The mornings you didn’t skip.
The process you didn’t abandon—especially when it was boring, thankless, or slow.
Real Life: Repetition Re-centered
During our most recent annual planning session, we looked at the goal:
$120,000,000 in real estate sales.
It might be doable. Maybe more than doable.
But the deeper we looked at it, the more we realized:
We were setting a goal based on things outside of our control.
Then Ariel—one of our team agents—brought us back to earth.
Check her out here she is great……
She asked:
“What are the things I can control… that I know I can do easily and daily, that should and will lead to results?”
And she reminded us.
“Open houses—we meet great people in great homes and have great conversations.”
“Social posting—people see us consistently, they know who we are and what we do. We control that. And consistency works.”
“Other people aren’t as good as us—but they show up consistently, and that’s why they get opportunities. Why not let us be consistently great?”
She wasn’t selling inspiration. She was offering repetition with intention.
And then she said something we all nodded to:
“We can choose to do these things—or choose not to. But these are the steps we control. So let’s take them.”
Open houses.
Daily social presence.
Staying in touch with our list—calls, handwritten notes, postcards.
This isn’t about farming. It’s about grounding.
About letting people know we’re here, one quiet, consistent, visible step at a time.
Repetition Isn’t Routine. It’s Remembrance.
Doing something over and over doesn’t make it robotic.
Done with presence, it makes it sacred.
Every good partnership is a repetition.
Every good parent wakes up to the same tasks.
Every great business is a sum of small acts repeated with care.
Repetition is not mindless. It’s reminder.
It tells the world—and more importantly, yourself—what matters to you. Your time and your focus.
You want to know what someone values?
Look at what they repeat when no one’s watching.
Look at what they protect in the silence.
When Consistency Becomes Identity
At some point, the daily things you do are no longer about results.
They’re about alignment.
You send the text. You show up for the meeting. You make the bed. You start the day with stillness. You return the call. You walk the stairs.
Not because of what it earns. But because of who it makes you.
Because anything you do often enough becomes part of how you carry yourself through the world.
Not all repetition is productive, of course.
There’s ritual that deadens. There’s repetition that numbs.
But when the thing you repeat connects back to something deeper?
When the rhythm serves the intention?
That’s not routine. That’s power.
Don’t Confuse Drama With Depth
There are people who jump from moment to moment, chasing intensity, validation, adrenaline.

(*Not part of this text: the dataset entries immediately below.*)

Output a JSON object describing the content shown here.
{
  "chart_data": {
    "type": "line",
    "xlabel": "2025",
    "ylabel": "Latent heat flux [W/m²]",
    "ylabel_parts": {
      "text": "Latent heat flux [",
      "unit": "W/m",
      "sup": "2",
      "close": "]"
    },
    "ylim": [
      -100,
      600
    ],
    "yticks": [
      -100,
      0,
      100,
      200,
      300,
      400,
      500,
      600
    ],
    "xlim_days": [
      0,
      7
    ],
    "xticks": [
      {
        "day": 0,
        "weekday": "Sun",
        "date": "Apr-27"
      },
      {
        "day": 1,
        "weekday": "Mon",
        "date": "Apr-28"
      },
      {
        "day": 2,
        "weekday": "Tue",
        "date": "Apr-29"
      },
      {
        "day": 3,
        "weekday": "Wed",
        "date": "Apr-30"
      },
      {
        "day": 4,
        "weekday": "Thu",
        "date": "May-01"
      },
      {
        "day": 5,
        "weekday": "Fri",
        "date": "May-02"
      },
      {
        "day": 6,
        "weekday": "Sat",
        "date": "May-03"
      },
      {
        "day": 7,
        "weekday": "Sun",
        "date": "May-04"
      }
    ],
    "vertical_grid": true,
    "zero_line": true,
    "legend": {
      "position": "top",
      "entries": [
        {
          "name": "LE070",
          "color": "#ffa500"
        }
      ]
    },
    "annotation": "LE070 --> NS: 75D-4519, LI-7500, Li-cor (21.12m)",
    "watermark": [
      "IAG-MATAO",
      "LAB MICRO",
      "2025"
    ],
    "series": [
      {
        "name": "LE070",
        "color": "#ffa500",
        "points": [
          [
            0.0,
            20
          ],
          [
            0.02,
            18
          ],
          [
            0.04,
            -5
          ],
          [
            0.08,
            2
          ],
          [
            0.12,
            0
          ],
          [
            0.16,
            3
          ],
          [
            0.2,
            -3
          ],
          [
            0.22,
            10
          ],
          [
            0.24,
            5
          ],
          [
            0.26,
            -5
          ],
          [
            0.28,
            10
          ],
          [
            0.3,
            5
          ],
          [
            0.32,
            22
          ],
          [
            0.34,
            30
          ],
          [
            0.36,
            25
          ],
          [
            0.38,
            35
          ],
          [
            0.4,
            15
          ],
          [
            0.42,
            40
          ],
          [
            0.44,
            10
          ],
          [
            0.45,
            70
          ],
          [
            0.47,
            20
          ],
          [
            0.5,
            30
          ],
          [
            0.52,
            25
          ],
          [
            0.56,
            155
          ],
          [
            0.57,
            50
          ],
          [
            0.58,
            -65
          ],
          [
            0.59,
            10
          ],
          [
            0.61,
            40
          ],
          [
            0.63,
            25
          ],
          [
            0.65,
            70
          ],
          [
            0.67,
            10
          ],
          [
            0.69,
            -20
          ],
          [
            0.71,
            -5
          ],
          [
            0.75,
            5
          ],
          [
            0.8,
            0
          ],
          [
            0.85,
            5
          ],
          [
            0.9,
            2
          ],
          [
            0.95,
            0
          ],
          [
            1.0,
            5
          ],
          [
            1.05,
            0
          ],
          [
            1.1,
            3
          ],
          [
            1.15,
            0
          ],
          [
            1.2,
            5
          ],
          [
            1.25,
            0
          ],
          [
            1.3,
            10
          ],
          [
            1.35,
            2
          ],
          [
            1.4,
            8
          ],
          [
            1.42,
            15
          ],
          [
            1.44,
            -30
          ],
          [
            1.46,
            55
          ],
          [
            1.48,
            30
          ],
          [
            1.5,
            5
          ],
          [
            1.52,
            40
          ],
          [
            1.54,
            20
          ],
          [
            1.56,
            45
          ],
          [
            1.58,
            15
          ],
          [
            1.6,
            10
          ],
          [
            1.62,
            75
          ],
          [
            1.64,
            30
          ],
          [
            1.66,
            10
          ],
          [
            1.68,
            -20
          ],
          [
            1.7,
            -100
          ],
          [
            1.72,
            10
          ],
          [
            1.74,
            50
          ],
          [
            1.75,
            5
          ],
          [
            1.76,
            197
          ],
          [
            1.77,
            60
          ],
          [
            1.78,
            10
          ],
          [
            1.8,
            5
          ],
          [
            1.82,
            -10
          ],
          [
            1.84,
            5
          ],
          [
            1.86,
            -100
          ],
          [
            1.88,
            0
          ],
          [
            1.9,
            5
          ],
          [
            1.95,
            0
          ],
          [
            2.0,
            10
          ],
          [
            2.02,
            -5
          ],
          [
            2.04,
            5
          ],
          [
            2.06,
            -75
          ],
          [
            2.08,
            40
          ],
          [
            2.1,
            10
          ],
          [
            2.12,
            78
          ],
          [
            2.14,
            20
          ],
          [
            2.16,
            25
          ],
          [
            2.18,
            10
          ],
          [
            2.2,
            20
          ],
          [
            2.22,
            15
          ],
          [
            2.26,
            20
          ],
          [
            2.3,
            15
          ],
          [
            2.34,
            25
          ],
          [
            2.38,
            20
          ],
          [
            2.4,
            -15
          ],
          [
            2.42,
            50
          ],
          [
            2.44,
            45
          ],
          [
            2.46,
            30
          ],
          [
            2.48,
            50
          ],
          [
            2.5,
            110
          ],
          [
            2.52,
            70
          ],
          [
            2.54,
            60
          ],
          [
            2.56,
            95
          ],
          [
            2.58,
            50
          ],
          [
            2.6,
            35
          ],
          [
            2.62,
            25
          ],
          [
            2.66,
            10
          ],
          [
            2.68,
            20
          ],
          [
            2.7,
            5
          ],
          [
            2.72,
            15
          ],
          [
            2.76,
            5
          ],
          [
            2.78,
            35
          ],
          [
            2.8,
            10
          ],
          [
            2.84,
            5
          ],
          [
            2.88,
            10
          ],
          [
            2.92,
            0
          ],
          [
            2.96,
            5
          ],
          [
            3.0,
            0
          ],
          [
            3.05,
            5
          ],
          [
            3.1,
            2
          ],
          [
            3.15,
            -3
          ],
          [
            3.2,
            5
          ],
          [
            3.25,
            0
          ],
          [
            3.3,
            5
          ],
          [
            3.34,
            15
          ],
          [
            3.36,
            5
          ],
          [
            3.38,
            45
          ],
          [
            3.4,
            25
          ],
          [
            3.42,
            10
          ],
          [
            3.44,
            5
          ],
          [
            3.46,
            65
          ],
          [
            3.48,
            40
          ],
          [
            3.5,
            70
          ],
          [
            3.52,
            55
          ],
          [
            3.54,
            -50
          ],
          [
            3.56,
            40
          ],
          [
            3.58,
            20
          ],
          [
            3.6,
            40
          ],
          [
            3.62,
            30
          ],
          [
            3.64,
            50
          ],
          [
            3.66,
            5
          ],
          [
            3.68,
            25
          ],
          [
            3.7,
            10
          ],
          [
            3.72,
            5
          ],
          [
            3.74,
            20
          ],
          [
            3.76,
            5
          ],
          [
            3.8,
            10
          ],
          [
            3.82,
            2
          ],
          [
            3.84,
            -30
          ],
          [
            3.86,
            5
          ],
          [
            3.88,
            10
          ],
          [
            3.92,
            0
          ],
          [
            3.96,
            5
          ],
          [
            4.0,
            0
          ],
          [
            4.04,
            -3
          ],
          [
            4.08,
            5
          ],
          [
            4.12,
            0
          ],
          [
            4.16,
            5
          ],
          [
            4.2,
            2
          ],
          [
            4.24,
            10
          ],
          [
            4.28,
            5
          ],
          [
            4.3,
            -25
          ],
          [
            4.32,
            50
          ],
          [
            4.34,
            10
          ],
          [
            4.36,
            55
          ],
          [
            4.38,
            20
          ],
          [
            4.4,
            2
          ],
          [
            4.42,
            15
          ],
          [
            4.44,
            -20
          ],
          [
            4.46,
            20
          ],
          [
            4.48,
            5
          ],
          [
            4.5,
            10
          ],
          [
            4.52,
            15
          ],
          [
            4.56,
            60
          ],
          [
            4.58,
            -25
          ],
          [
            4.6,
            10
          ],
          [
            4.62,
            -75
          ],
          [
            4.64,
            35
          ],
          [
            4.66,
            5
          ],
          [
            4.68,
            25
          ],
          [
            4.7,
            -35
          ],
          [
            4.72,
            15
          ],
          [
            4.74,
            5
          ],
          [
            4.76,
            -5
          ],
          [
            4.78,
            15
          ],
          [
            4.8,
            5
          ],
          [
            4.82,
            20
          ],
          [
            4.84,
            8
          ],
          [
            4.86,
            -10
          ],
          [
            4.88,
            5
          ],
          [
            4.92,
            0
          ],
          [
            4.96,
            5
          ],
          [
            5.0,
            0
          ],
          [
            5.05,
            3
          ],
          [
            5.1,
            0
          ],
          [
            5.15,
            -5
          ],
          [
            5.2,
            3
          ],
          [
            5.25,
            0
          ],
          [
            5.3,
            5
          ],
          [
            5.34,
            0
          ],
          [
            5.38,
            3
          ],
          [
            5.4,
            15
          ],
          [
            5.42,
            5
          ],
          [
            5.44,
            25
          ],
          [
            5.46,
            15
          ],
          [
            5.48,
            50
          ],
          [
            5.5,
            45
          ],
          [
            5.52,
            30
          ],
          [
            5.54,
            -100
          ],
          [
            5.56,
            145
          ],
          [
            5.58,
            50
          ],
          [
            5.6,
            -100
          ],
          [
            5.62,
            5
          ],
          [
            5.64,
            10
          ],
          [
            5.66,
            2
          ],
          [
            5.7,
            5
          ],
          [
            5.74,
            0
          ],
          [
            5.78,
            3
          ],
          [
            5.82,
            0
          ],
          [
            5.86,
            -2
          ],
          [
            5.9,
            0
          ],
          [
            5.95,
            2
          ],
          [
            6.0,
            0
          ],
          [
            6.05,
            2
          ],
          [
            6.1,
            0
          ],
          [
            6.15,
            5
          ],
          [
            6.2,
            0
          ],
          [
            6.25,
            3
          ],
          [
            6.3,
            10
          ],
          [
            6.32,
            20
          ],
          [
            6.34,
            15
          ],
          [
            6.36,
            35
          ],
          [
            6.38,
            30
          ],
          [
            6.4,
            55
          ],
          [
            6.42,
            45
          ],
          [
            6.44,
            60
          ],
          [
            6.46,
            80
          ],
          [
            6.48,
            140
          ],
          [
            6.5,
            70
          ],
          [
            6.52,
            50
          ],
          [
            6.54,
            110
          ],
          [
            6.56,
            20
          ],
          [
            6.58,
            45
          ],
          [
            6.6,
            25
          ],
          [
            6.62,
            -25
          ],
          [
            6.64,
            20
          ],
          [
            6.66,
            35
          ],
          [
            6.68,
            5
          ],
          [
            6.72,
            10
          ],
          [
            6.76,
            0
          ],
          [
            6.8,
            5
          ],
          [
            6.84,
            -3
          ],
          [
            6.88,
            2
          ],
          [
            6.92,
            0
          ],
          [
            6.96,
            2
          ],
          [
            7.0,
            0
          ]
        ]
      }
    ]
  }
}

They only move when it’s big, or when it’s urgent, or when it’s impressive.
And yet—their lives don’t move.
They don’t grow.
They don’t compound.
Because real growth is not dramatic.
It’s built in the silence.
In the showing up when nothing is happening.
In the tiny moments that compound into character.
Walking Down Stairs Is Repetition With Direction
That’s what this whole metaphor was always about.
You don’t launch down the staircase and land at the bottom in glory.
You walk. One step. Then another. Then another.
You don’t overthink it. You don’t choreograph it. You just go.
But you do it with presence.
With balance.
With attention.
That’s repetition with integrity.
That’s movement with trust.
Try This
This isn’t a productivity challenge.
This isn’t about streaks or discipline hacks.
This is about what you repeat because it’s real—because it reflects who you are and who you want to become.
Ask yourself:
What do I already do every day without applause—but with quiet purpose?
What repetition brings me back to myself?
What small action could I recommit to—not to impress, but to align?
Then commit.
Do it again.
Then again.
Then again.
Not because it’s flashy.
But because it’s true.
But be sure to not just do it in business….which is important yes…..but remember…..Family first.